You became a well-known activist in Switzerland. Tell us about your activities.

Well it so happened that Switzerland is an important base for the UN and other bodies interested in human rights matters and Jammeh’s reputation as an oppressor had reached the attention of most rights organisations. So I joined forces with other Gambians across Europe and America to hold protests and demonstrations to draw the attention of the world to Jammeh’s tyranny. I was a member of many human rights associations recognised by the UN together with people like Amadou Scattred Janneh we waged a sustained campaign abroad against Jammeh’s government. I personally had two NIA operatives in my payroll and they often supplied me and my group with sensitive matters central to government intelligence. So I often know about things before they happened and warned possible targets in harm’s way. Jammeh was   a type of a human being who should never have been a leader.

How did you see the change of 2016 and the current political situation?

Well although I contributed a lot to the 2016 change I wouldn’t want to take credit for it as it was a collective mission. However what is important now is for us to assess what has been achieved or lost. Frankly, there is very little to write home about. Yes we have changed the repressive regime but we have not made use of the opportunities that the change provided both economically and socially. We remain divided today than before. We still do not have motorable roads where they matter or equipped hospitals and there is rampant corruption. The sanitisation of our political scene has not been done because those who should lead it are themselves guilty of the current polarisation. The security reform has not been done as much time is wasted on bureaucracy and lack of political will.
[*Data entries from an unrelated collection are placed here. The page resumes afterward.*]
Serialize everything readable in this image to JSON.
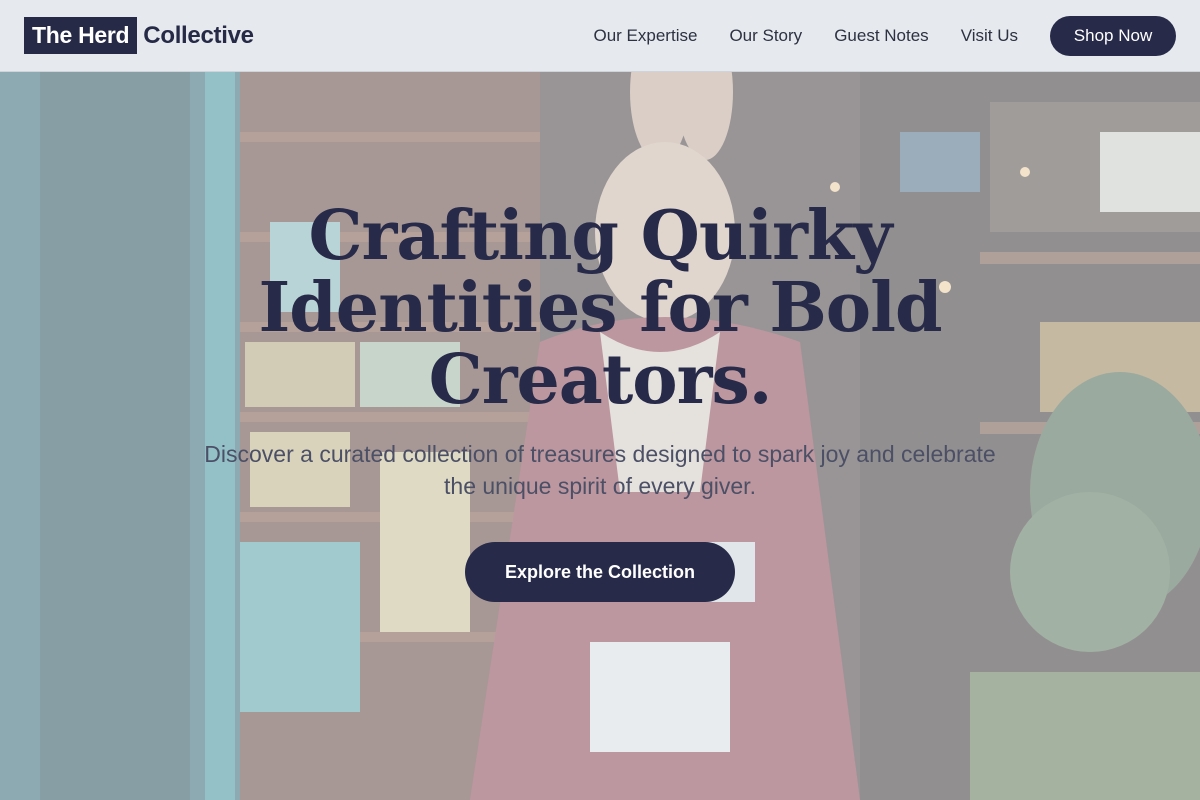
{
  "brand": {
    "name_boxed": "The Herd",
    "name_rest": "Collective"
  },
  "nav": {
    "items": [
      {
        "label": "Our Expertise"
      },
      {
        "label": "Our Story"
      },
      {
        "label": "Guest Notes"
      },
      {
        "label": "Visit Us"
      }
    ],
    "cta_label": "Shop Now"
  },
  "hero": {
    "headline": "Crafting Quirky Identities for Bold Creators.",
    "subtitle": "Discover a curated collection of treasures designed to spark joy and celebrate the unique spirit of every giver.",
    "cta_label": "Explore the Collection"
  },
  "colors": {
    "primary": "#272a48",
    "header_bg": "#e6eaee",
    "text_muted": "#4c5066"
  }
}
Look at what is happening now, crimes are on the increase. What we need is a national security conference that would work towards achieving among other things two practical things: Take out those involved in atrocities and deploy or retire others not needed with full benefits to pick up jobs in private firms. That way no one will be angry and we can march forward as one nation. It is not helpful for President Barrow to be beating his chest to say he killed the lion or that he brought about this and that. It was the Gambian people who created the change and he should focus on the reasons for that change.

Thank you for talking to us Mr Sanyang.